Climate Mitigation Plan contains critical actions, but fails to address social justice
We’re getting smoke signals about the urgency of climate change. Many of us thought the climate predictions for our corner of the country were bearable: We could live with drier, hotter summers and wetter winters.
Sure, we worry about our oysters as the ocean becomes more acidic, and we are preparing for some sea level rise. But our provincial sensibility didn’t take into account that when California burns, we inhale its catastrophe. And that’s just the beginning of the effects we will feel from outside our own blessed little bioregion. Disruptions to our food and wine supply may be next.
So the call for public comment on the draft Thurston Climate Mitigation Plan is timely. Over two years in the making, it’s based on five big ideas: Green our electrical grid, shift away from fossil fuels, live lighter, store carbon in plants and soil, and build local expertise to develop a green economy.
The plan inspires respect for its authors and participating community leaders. The Thurston Regional Planning Council (TRPC) was tapped by the cities of Olympia, Lacey and Tumwater and Thurston County to produce it. Both the draft plan and an online summary are now available on TRPC’s website.
The plan also inspires respect for the planning profession, which Alison Osterberg, the Project Manager and Senior Planner at TRPC, represents with distinction. Planners are the public’s paid visionaries, empowered to imagine a better future and map out a plan to get there. They corral competing interests in pursuit of the common good. And they are trained to be thorough and careful, and to think clearly. All of that is reflected in this draft plan.
But there is one major omission. The plan calls for “equitable distribution of costs and benefits.” It offers repeated calls to target programs to benefit disadvantaged groups. In the small print, a bullet point calls out the need to “further understand and address social equity issues related to climate change.” In our view, that’s the line that reveals its blind spot. “Further understanding social equity issues” should have been an integral part of the planning process from day one.
In the entire climate debate, and in the environmental movement generally, people of color and low-income people tend to be left out and left behind. Until achieving equity is raised to the same priority as addressing climate change, climate mitigation efforts – vital as they are – will tend to perpetuate rather than redress the systemic racism and income inequality that plague our nation. Black people and other people of color are over-represented among low-income people, and the plan appears to be blind to the racial implications of that.
If our local climate plan truly made equity an integral goal of climate mitigation initiatives, it might be the first in the country to do so. That would be a source of immense pride for our county and our communities, and a model others could emulate.

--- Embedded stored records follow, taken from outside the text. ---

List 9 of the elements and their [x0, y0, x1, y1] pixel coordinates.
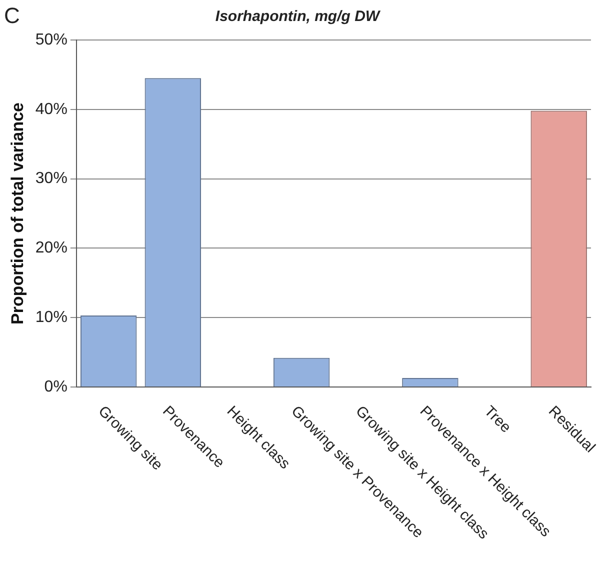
y-tick-label: 20%	[35, 240, 68, 257]
y-tick-label: 40%	[35, 100, 68, 118]
y-tick-label: 10%	[35, 309, 68, 326]
y-tick-label: 0%	[44, 378, 68, 396]
y-tick-label: 50%	[35, 31, 68, 48]
y-tick-label: 30%	[35, 170, 68, 188]
chart-title: Isorhapontin, mg/g DW	[215, 8, 382, 26]
text: C	[4, 3, 20, 28]
y-axis-title: Proportion of total variance	[8, 102, 27, 324]
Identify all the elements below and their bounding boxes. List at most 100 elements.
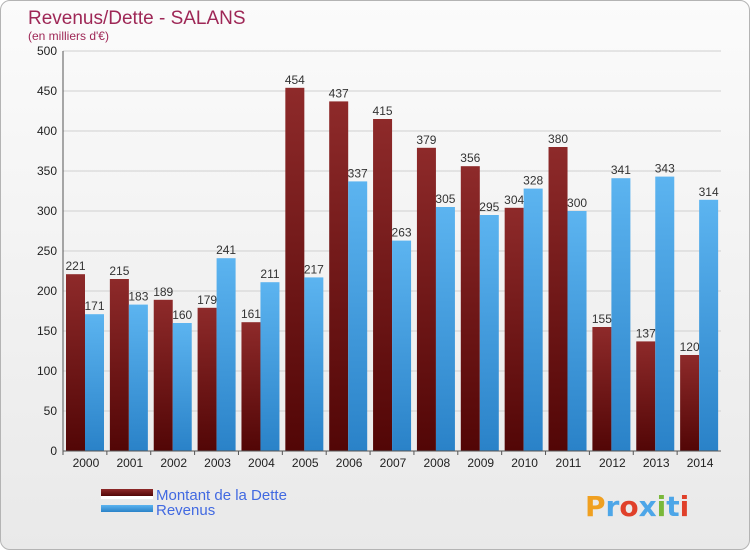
logo-letter: o bbox=[619, 490, 638, 523]
x-tick-label: 2011 bbox=[556, 456, 582, 470]
bar-debt bbox=[66, 274, 85, 451]
data-label-debt: 120 bbox=[680, 340, 700, 354]
bar-debt bbox=[680, 355, 700, 451]
bar-debt bbox=[636, 341, 656, 451]
bar-revenus bbox=[260, 282, 280, 451]
x-tick-label: 2005 bbox=[292, 456, 319, 470]
bar-revenus bbox=[699, 199, 719, 451]
legend-swatch-revenus bbox=[101, 505, 153, 512]
bar-debt bbox=[109, 279, 129, 451]
x-tick-label: 2006 bbox=[336, 456, 363, 470]
data-label-revenus: 241 bbox=[216, 243, 236, 257]
y-tick-label: 400 bbox=[37, 124, 57, 138]
bar-revenus bbox=[435, 207, 455, 451]
bar-debt bbox=[153, 299, 173, 451]
bar-revenus bbox=[348, 181, 368, 451]
bar-revenus bbox=[655, 176, 675, 451]
bar-debt bbox=[504, 207, 524, 451]
data-label-debt: 415 bbox=[373, 104, 393, 118]
x-tick-label: 2013 bbox=[643, 456, 670, 470]
y-tick-label: 300 bbox=[37, 204, 57, 218]
data-label-revenus: 211 bbox=[260, 267, 279, 281]
x-tick-label: 2001 bbox=[116, 456, 143, 470]
data-label-revenus: 341 bbox=[611, 163, 631, 177]
legend: Montant de la Dette Revenus bbox=[101, 487, 287, 519]
bar-debt bbox=[285, 87, 305, 452]
data-label-revenus: 305 bbox=[435, 192, 455, 206]
x-tick-label: 2012 bbox=[599, 456, 626, 470]
data-label-revenus: 328 bbox=[523, 174, 543, 188]
bar-revenus bbox=[392, 240, 412, 451]
data-label-debt: 304 bbox=[504, 193, 524, 207]
bar-revenus bbox=[216, 258, 236, 451]
data-label-revenus: 337 bbox=[348, 166, 368, 180]
data-label-revenus: 295 bbox=[479, 200, 499, 214]
bar-debt bbox=[373, 119, 393, 451]
bar-revenus bbox=[304, 277, 324, 451]
bar-debt bbox=[460, 166, 480, 451]
x-tick-label: 2010 bbox=[511, 456, 538, 470]
legend-label-debt: Montant de la Dette bbox=[156, 487, 287, 504]
chart-title: Revenus/Dette - SALANS bbox=[28, 8, 246, 29]
data-label-revenus: 183 bbox=[128, 290, 148, 304]
bar-debt bbox=[241, 322, 261, 451]
bar-revenus bbox=[479, 215, 499, 451]
data-label-debt: 221 bbox=[65, 259, 85, 273]
legend-item-revenus: Revenus bbox=[101, 502, 215, 519]
legend-item-debt: Montant de la Dette bbox=[101, 487, 287, 504]
bar-revenus bbox=[523, 188, 543, 451]
logo-letter: x bbox=[639, 490, 657, 523]
x-tick-label: 2009 bbox=[467, 456, 494, 470]
y-tick-label: 0 bbox=[50, 444, 57, 458]
y-tick-label: 500 bbox=[37, 44, 57, 58]
bar-revenus bbox=[611, 178, 631, 451]
x-tick-label: 2000 bbox=[73, 456, 100, 470]
data-label-debt: 215 bbox=[109, 264, 129, 278]
data-label-revenus: 343 bbox=[655, 162, 675, 176]
bar-debt bbox=[592, 327, 612, 451]
y-tick-label: 200 bbox=[37, 284, 57, 298]
y-tick-label: 50 bbox=[44, 404, 58, 418]
y-tick-label: 150 bbox=[37, 324, 57, 338]
bar-revenus bbox=[567, 211, 587, 451]
logo-letter: t bbox=[666, 490, 679, 523]
data-label-debt: 454 bbox=[285, 73, 305, 87]
x-tick-label: 2002 bbox=[160, 456, 187, 470]
bars: 221 171 215 183 189 160 179 241 161 211 454 217 437 3… bbox=[65, 73, 719, 452]
legend-swatch-gap bbox=[101, 496, 153, 499]
x-tick-label: 2007 bbox=[380, 456, 407, 470]
bar-debt bbox=[197, 307, 217, 451]
data-label-debt: 380 bbox=[548, 132, 568, 146]
logo-letter: i bbox=[657, 490, 667, 523]
x-tick-label: 2003 bbox=[204, 456, 231, 470]
data-label-revenus: 263 bbox=[392, 226, 412, 240]
axes: 0 50 100 150 200 250 300 350 400 450 500 2000 2001 20… bbox=[37, 44, 721, 470]
logo-letter: P bbox=[585, 490, 606, 523]
logo-letter: i bbox=[680, 490, 690, 523]
data-label-debt: 179 bbox=[197, 293, 217, 307]
y-tick-label: 450 bbox=[37, 84, 57, 98]
x-tick-label: 2008 bbox=[424, 456, 451, 470]
bar-revenus bbox=[128, 304, 148, 451]
x-tick-label: 2014 bbox=[687, 456, 714, 470]
data-label-revenus: 300 bbox=[567, 196, 587, 210]
data-label-revenus: 314 bbox=[699, 185, 719, 199]
data-label-debt: 137 bbox=[636, 326, 656, 340]
logo-letter: r bbox=[606, 490, 620, 523]
bar-revenus bbox=[85, 314, 104, 451]
bar-debt bbox=[329, 101, 349, 452]
x-tick-label: 2004 bbox=[248, 456, 275, 470]
y-tick-label: 250 bbox=[37, 244, 57, 258]
proxiti-logo: Proxiti bbox=[585, 490, 689, 523]
data-label-debt: 437 bbox=[329, 86, 349, 100]
y-tick-label: 100 bbox=[37, 364, 57, 378]
data-label-revenus: 171 bbox=[84, 299, 104, 313]
bar-debt bbox=[416, 147, 436, 452]
data-label-debt: 189 bbox=[153, 285, 173, 299]
legend-label-revenus: Revenus bbox=[156, 502, 215, 519]
data-label-debt: 161 bbox=[241, 307, 261, 321]
legend-swatch-debt bbox=[101, 489, 153, 496]
data-label-debt: 379 bbox=[416, 133, 436, 147]
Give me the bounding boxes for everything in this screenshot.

Fully including the needs of low-income people – including Blacks, immigrants, and other communities of color – would also call people in those communities into the conversation about climate change and environmental preservation. That itself would strengthen the momentum to mitigate climate change. And it would acknowledge that those communities own the future equally with everyone else.
To its credit, TRPC is taking the public’s comments on the draft plan seriously. Executive Director Marc Daily said, “If we get a lot of comments about equity, that would tell us a lot about whether this is a core value across our region.”
The public comment period on the draft plan is open until Oct. 16, and there are online open houses on Oct. 14 and on Oct. 16.
So here’s our public comment: We hope for a plan where racial justice and income inequality rate deeper thinking, and a major category — a chapter or at the very least a sub-chapter heading. A good start would be to pull all the scattered mentions of equity into a single place so we can see what they add up to, and what is missing. We know, for example, that energy efficiency measures that drive up the cost of housing have a disproportionate impact on low-income people. We don’t see a solution to that problem in the draft plan.
Leaving income inequality and racism out of the conversation about any major area of public policy is all it takes to keep things as they are: unequal, painful, stuck in a place that’s not sustainable. We’ve settled for that for far too long. Racial justice and income inequality need to be at the center of all our conversations about how we create a sustainable society.